Алю Эфрон — Ариадну Сергеевну дочку Марины Цветаевой, — я знала задолго до ее возвращения из Туруханска, где длилась многолетняя ее ссылка. Знала, так сказать, заглазно — по откровениям и рассказам Бориса Леонидовича.

Ей он писал туда, что с ним случилась беда — оторвали меня от него в страшную осеннюю ночь сорок девятого года.

Мне говорил задолго до нашего с Алей свидания:

— Вы будете как сестры. Я всю жизнь должен заботиться о ней. Ее я посвятил в наше святая святых, в мою вторую жизнь, и знаешь — она рада за меня, — как она замечательно об этом пишет!

Я читала чудесные Алины письма к нему, к дорогому и родному для нее Боре. Представляла ясно, как морозной звездной ночью идет она в дальнее почтовое отделение, в валенках, по снегу, получать бесценные, ласковые слова. Как искрится снег в бескрайнем туруханском просторе, какую радостную связь с далеким, недосягаемым миром имеет она через ободряющие эти слова. Не зная Али, я тоже писала ей и получала от нее ответы. Ежемесячно Б.Л. посылал ей деньги, книги и получал ответы от нее.

Письма Али оттуда были не только нежными, но и четкими, тоже ободряющими своего друга, и написаны характерным, прямым, разборчивым почерком, совсем как ее душевная суть — ясная, твердая, отчетливая для самой себя.

— Какая она, Аля? Опиши! — как-то попросила я. Он замешкался.

— Знаешь, она особенная — пусть тебя не отталкивает, что она некрасива. У нее голова как-то несоразмерно мала, на Марину непохожа, — но зато какая душа, умница какая!

Все оказалось, конечно, чистой ерундой — впрочем, кроме определения души и характера Али, которого он впоследствии даже побаивался. Слишком ультимативна и пряма была она (как и мать ее — Марина) даже в осуждении его бытовых неувязок, и это, конечно, не могло нравиться такому мягкому соглашателю в житейских недоразумениях.

Аля, когда я увидела ее, поразила меня прекрасными тяжело-синими огромными глазами — из-за них, должно быть, и казалось, что лицо соразмерно таким глазищам должно быть больше. Не знаю, у Бори вообще, по-моему, было неправильное понятие о красоте. Ему, например, казалась красавицей Берггольц — белесая, круглолицая, с челкой. А Аля казалась некрасивой. Когда я с возмущением сказала ему, что, по-моему, она чудесна, и внешностью тоже — он радостно удивился:

— Как хорошо, что вы понравились друг другу! Как это прекрасно!

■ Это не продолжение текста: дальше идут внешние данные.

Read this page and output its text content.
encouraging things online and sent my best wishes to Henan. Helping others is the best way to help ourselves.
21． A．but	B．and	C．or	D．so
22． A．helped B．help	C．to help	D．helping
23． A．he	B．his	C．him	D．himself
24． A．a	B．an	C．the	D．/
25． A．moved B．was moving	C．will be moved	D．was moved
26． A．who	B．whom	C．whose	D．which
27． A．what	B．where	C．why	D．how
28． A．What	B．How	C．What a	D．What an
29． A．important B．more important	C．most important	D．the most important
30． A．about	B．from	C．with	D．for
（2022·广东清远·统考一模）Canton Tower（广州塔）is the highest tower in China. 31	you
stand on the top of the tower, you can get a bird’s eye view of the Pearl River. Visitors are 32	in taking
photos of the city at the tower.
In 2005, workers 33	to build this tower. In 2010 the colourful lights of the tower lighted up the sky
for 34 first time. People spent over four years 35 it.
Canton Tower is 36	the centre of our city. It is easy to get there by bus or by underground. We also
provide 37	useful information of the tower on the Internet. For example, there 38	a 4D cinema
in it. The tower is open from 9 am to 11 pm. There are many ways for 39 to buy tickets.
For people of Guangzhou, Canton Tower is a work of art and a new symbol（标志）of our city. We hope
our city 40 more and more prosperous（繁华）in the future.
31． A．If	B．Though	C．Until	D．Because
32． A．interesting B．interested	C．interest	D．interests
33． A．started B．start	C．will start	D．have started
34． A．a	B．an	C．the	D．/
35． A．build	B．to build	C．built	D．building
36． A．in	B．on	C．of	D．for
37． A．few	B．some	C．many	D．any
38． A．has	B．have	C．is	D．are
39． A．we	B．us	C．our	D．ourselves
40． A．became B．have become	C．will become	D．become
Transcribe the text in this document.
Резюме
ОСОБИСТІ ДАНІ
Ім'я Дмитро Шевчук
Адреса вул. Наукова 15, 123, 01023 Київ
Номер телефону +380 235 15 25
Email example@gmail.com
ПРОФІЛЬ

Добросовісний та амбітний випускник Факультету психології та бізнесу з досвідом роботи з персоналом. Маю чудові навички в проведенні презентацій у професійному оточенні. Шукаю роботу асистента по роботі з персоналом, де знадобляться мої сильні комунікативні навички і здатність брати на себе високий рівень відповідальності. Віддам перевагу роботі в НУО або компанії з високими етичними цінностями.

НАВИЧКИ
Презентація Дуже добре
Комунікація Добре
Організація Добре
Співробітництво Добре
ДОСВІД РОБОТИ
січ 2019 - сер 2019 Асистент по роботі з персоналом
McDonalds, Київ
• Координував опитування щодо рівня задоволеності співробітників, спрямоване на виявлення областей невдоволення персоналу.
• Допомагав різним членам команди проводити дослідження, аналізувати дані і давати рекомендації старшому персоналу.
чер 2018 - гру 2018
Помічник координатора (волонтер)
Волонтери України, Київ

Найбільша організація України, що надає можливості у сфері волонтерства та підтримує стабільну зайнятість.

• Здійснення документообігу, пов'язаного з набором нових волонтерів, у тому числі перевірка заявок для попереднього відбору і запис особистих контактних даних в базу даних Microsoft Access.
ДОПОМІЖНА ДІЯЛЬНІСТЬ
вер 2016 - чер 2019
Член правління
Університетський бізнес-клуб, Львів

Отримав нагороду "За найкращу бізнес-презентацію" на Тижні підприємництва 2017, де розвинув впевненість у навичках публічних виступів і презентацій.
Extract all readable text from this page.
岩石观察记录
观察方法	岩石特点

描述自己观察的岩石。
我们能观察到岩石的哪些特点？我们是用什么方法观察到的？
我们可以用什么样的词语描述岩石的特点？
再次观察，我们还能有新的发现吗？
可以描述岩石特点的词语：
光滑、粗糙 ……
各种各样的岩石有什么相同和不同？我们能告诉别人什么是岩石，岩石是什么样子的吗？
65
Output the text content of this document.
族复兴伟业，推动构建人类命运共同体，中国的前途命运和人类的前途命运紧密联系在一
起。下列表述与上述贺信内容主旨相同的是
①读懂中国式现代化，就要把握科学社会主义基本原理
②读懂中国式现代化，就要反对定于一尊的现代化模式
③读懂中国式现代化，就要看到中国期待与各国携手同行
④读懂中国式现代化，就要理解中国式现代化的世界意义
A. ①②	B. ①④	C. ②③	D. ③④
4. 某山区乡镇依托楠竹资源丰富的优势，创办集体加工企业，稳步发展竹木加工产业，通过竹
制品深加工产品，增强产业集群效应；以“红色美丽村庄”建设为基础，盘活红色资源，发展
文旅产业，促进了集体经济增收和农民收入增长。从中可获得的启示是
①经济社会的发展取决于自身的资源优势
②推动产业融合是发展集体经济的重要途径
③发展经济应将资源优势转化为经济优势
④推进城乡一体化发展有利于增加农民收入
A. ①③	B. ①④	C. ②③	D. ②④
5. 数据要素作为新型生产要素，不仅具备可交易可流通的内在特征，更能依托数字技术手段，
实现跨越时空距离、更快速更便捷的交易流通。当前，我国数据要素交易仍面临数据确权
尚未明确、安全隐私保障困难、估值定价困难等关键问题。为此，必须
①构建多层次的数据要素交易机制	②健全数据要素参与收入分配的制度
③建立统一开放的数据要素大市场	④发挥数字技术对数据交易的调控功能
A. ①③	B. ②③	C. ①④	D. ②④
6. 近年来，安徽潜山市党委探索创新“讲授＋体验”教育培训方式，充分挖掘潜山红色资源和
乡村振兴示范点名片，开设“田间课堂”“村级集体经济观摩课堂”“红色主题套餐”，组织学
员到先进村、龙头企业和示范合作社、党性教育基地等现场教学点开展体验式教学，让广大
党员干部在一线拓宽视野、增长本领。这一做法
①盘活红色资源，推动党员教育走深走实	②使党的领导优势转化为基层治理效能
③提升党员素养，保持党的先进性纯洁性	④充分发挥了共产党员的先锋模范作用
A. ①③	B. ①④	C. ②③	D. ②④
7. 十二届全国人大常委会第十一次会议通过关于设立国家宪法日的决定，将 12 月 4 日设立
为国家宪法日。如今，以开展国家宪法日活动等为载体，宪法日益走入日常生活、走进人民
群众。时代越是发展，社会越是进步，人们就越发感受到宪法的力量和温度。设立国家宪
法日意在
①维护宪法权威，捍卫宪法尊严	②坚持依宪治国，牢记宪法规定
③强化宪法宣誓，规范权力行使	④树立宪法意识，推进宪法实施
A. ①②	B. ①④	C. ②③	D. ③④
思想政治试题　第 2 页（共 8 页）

И Аля вошла к нам в дом сразу как родная, как будто и до встречи незримо жила с нами. Во все сразу вжилась. Конечно, долгая жизнь в тяжелых условиях отразилась на ее лице: не сразу, но неотвратно появились мешки под чудесными ее глазами. Как-то отреклась она от себя как от женщины слишком рано, замкнулась в посмертных делах Марины, в наших путаных семейных делах, за которые часто осуждала Борю. И пилила меня за недостаточность сил — ей хотелось, чтобы я ставила ультиматумы, вела себя тверже; считала меня, наверное, чересчур слабой и слишком «бабой».

Больше чем меня она любила мою Ирину. Сама не имея детей, видела в ней, наверное, какую-то свою воплощенную мечту, и Ире стала она ближе, чем я. Расходилась она с Ирой в одном (вместе со мной); часто осуждала ее за то, что Ирка лишает себя огромной радости — любви к животным. Переживала Иринины девичьи перипетии тоньше, чутче, чем я. Впрочем, справедливости ради надо сказать, что я-то тогда была счастливей их всех — и беспощадней, потому что сама беззаветно любила, и все они чувствовали, как Боря любит меня.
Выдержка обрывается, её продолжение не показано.